News

Inaugural lecture of the new dean of the Faculty of Religious Studies

Published: 21 March 1997

To celebrate the appointment of Professor Barry Levy, former Chair of the McGill Department of Jewish Studies and Director of the Jewish Teacher Training Program, to the Deanship of the Faculty of Religious Studies of McGill University a group of friends and former students is sponsoring Dean Levy’s inaugural lecture.

Montrealers of all creeds are thus invited to enjoy Dean Levy’s talk on the following topic:

"Jewish, Christian, and Moslem Responses to the Hebrew Bible"

Tuesday, April 1, 1997 at 6:00 p.m.
Redpath Hall
McGill Main Campus
Admission is free

Barry Levy joined McGill in 1975. After completing his education in New York at Yeshiva University and New York University, he was hired as assistant professor at Brown University. Shortly after his Brown appointment, McGill’s former chair of Jewish Studies Ruth Weiss (now at Harvard University) encouraged him to join her department. At the end of his second year at Brown, Levy took McGill up on its offer. "I figured I would come to McGill for a couple of years and go back to the States. And here I am. I liked it very much. I liked the city, I liked the University, and obviously I made it a career."

Current Jewish Studies chair Eugene Orenstein says of his predecessor, "He’s been a pillar of the Department of Jewish Studies. As well as being an excellent teacher (Levy won the H. Noel Fieldhouse Award in 1992), he had a devotion to building the department."

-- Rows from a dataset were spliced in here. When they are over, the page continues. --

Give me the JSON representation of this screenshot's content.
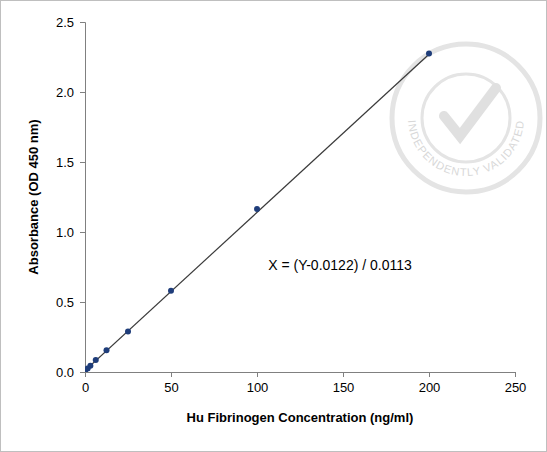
{
  "chart_data": {
    "type": "scatter",
    "x_label": "Hu Fibrinogen Concentration (ng/ml)",
    "y_label": "Absorbance (OD 450 nm)",
    "annotations": [
      "X = (Y-0.0122) / 0.0113",
      "INDEPENDENTLY VALIDATED"
    ],
    "series": [
      {
        "type": "scatter",
        "marker": "circle",
        "color": "#1f3d7a",
        "x": [
          0,
          1.56,
          3.13,
          6.25,
          12.5,
          25,
          50,
          100,
          200
        ],
        "values": [
          0.005,
          0.025,
          0.045,
          0.085,
          0.155,
          0.29,
          0.58,
          1.165,
          2.275
        ]
      },
      {
        "type": "line",
        "line_style": "solid",
        "color": "#3a3a3a",
        "x": [
          0,
          200
        ],
        "values": [
          0.01,
          2.27
        ]
      }
    ],
    "xlim": [
      0,
      250
    ],
    "xticks": [
      0,
      50,
      100,
      150,
      200,
      250
    ],
    "ylim": [
      0,
      2.5
    ],
    "yticks": [
      {
        "value": 0,
        "label": "0.0"
      },
      {
        "value": 0.5,
        "label": "0.5"
      },
      {
        "value": 1,
        "label": "1.0"
      },
      {
        "value": 1.5,
        "label": "1.5"
      },
      {
        "value": 2,
        "label": "2.0"
      },
      {
        "value": 2.5,
        "label": "2.5"
      }
    ],
    "grid": false
  }
}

Levy has published Planets, Potions and Parchments, a book he released to go with an exhibition on the history of science at the David M. Stewart Museum. Levy was curator of the 1990 exhibition and persuaded the Israelis to lend a fragment of the Dead Sea scrolls. Proficient in several ancient and modern languages, Dean Levy has worked on a new translation of the Babylonian Talmud due to be released this year. (Source: Eric Smith McGill Reporter, January 16, 1997).